Right, I don't know if those websites have accurate sources for those figures and I would need a direct verifiable source for them to prove those figures.

> Some websites are now quoting 3 million by now, although I don't know how they came to that number, but if the 1M figure of Oct2022 is realistic (I believe it is), then 3M by now does feel reasonable too.

Given we both don't know about how they derived those figures I can only see this as a pure speculation and I'm afraid that I would have to unfortunately dismiss those guesses and estimations, unless they have verified sources. Even better if it is directly from Steam themselves.

Genuine questions don't come with preconceived conclusions in bad faith.

Your tone, the word actually and your final quip about them "being scared" says it all.

Question now is, what's your deal? Invested in a narrative where Steam Deck isn't a success?

Asking a question with another question without answering mine directly isn't a good way to start a conversation.

It's really a genuine question since it is true that Steam doesn't reveal their Steam Deck sales and figures on this, yet we are already assuming it is a 'success' without benchmarking their performance against the existing generation of gaming consoles.

Assuming you have the figures, do you know what they are and how it compares to the current generation of games consoles on the market?
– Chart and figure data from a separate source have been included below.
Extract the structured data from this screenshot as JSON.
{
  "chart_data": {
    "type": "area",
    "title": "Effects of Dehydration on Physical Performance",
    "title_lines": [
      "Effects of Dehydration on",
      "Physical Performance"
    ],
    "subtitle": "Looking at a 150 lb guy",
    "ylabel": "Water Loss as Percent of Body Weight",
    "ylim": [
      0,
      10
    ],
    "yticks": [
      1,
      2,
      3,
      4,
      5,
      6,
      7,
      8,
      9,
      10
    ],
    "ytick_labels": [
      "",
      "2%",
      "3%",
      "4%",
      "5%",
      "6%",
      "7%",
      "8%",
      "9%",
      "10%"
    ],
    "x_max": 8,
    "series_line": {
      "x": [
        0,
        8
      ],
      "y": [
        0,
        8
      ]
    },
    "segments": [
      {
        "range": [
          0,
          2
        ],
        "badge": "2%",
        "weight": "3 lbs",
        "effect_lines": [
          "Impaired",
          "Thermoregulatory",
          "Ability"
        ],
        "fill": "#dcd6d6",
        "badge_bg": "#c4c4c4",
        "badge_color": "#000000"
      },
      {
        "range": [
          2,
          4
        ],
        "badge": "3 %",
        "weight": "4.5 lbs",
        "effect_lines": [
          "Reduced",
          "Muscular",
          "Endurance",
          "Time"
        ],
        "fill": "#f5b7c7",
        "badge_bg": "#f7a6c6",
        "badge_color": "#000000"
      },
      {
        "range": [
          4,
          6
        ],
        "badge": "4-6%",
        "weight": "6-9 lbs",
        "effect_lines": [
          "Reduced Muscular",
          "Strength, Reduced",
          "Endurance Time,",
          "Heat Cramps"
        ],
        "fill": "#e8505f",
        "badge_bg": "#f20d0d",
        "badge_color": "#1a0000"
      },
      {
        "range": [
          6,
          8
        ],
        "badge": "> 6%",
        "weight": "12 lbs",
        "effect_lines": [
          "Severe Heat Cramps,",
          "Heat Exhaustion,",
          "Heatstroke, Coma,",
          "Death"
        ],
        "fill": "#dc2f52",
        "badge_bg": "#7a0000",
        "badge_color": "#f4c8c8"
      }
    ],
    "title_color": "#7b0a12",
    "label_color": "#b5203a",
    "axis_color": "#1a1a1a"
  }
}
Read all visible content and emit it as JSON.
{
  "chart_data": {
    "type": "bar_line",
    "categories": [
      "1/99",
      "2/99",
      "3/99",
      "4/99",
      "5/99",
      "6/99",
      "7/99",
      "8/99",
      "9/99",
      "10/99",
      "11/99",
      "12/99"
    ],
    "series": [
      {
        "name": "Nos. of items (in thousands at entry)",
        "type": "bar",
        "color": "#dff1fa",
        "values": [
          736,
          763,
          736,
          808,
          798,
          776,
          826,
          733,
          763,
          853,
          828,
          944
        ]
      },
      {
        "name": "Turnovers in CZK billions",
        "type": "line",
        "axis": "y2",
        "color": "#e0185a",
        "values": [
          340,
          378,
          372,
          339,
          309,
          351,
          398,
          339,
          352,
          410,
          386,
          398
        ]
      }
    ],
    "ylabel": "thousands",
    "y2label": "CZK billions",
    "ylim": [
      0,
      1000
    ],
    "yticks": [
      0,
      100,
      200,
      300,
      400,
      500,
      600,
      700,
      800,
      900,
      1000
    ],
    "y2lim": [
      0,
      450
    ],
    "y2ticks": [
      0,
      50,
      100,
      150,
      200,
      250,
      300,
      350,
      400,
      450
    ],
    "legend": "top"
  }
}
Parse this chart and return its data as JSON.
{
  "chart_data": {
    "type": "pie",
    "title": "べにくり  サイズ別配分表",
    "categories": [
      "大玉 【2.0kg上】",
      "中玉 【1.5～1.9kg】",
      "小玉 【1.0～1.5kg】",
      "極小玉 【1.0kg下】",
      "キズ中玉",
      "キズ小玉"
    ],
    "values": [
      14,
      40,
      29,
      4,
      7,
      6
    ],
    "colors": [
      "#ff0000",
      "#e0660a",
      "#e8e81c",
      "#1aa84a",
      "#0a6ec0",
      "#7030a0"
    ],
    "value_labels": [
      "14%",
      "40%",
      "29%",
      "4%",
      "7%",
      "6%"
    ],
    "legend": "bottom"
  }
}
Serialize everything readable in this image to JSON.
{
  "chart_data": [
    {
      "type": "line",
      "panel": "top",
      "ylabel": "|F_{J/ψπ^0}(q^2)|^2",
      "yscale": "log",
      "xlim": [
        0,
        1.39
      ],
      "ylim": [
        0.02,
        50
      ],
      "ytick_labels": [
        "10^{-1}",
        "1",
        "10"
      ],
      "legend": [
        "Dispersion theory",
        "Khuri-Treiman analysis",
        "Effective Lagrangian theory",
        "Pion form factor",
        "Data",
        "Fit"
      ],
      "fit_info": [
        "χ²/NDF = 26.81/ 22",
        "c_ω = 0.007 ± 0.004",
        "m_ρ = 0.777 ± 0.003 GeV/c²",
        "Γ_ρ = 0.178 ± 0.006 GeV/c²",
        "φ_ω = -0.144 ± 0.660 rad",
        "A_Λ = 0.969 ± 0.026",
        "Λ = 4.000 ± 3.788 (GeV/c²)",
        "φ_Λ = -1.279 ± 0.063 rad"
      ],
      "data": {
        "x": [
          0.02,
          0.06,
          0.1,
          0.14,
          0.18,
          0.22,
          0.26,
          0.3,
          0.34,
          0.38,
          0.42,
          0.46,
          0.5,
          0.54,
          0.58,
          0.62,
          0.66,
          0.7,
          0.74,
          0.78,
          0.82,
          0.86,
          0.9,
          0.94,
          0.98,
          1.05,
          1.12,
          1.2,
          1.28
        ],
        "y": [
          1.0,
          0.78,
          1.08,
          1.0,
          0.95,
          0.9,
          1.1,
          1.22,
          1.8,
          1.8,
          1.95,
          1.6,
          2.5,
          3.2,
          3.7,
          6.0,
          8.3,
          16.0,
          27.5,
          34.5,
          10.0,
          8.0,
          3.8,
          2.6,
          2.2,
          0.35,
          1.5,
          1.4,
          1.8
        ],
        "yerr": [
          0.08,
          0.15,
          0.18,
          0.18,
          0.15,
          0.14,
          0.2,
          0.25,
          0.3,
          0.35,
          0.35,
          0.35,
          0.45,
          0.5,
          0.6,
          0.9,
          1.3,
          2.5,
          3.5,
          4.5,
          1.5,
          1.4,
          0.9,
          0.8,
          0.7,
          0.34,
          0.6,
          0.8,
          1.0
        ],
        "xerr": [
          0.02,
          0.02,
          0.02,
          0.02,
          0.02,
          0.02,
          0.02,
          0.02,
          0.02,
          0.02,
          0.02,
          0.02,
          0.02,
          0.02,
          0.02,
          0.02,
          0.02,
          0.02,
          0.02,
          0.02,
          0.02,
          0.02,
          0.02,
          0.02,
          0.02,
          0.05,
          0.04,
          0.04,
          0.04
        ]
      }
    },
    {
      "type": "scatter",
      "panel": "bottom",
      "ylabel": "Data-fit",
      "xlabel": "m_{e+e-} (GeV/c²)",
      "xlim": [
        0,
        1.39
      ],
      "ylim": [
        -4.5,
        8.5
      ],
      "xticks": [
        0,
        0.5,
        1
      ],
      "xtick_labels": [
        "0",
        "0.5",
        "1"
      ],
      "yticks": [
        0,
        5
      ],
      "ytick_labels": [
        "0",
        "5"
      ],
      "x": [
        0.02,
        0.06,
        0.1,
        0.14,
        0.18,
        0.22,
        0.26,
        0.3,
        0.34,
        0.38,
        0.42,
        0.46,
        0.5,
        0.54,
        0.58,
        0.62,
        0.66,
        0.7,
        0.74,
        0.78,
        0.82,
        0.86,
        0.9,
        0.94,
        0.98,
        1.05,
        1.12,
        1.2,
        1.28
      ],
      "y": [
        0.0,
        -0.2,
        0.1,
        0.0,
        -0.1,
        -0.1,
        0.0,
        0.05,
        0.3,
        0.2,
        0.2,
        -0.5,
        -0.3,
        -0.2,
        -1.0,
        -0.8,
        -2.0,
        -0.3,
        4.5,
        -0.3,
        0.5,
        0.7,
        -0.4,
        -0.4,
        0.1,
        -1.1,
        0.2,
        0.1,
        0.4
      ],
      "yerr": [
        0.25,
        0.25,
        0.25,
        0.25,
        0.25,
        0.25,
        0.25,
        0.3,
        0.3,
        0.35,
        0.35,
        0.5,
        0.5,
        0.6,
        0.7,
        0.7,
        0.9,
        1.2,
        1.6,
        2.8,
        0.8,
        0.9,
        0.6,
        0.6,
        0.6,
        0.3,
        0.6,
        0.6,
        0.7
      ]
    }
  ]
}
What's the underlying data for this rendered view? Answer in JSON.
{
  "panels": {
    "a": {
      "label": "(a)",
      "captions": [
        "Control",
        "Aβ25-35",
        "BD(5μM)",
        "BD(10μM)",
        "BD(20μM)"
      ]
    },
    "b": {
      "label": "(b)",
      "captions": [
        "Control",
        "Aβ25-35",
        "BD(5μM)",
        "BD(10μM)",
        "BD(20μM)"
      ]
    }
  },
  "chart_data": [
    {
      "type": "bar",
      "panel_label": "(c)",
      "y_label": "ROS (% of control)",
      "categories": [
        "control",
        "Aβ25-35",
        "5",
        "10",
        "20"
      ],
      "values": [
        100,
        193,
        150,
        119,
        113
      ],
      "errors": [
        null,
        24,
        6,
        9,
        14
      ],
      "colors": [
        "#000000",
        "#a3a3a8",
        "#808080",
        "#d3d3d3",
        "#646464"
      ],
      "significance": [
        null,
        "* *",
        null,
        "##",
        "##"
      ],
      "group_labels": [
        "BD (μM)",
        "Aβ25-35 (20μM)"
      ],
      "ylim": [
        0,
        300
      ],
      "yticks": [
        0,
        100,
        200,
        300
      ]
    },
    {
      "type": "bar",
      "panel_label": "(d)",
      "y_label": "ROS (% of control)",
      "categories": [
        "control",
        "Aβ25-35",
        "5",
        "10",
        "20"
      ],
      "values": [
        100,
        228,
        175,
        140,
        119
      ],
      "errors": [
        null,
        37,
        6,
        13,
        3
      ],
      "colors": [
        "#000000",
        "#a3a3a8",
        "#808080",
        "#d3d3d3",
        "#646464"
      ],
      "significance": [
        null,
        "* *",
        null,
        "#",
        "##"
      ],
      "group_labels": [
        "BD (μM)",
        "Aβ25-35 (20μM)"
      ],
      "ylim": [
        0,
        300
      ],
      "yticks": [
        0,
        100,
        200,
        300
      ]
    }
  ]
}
Once again the current patent system is shown to dampen innovation rather than accelerate it. The fact this type of patent extortion for commonplace features is even possible shows how much the system needs to be improved.

Unless these patents will be invalidated, this company will be able to sue any other company for 27 whole years for "thing vibrates when you touch it", "thing vibrates based on what's on the screen", "thing vibrates when you touch if (but with an algorithm somewhere)", "thing vibrates when something happens", "thing vibrates when you move your finger", or "thing vibrates when you push".

This is legal extortion.

To add, one of the "infringed" patents here:

1. A computer-readable medium having instructions, the instructions including instructions that cause a processor to:

detect a first pressure on a first input device;

provide a first tactile sensation to the first input device, the first tactile sensation based at least in part on the first pressure;

[...][0]

In general any patent that doesn't help the reader recreate the invention should not be valid. They should be more like instruction manuals "describing the said invention or discovery, clearly, truly and fully,"[1] rather than a list of vague ideas.

[0]https://patents.google.com/patent/US7336260B2

[1]https://en.wikisource.org/wiki/United_States_Statutes_at_Lar...

I really hope Valve goes the Cloudflare route and fights these guys all the way to court and further. Patent trolls are despicable.
Hopefully valve having more money than god helps with this. Surely there's prior art about this.
Sony fought them hard on the earlier patents and lost twice before giving in. That has to be at least a little bit daunting.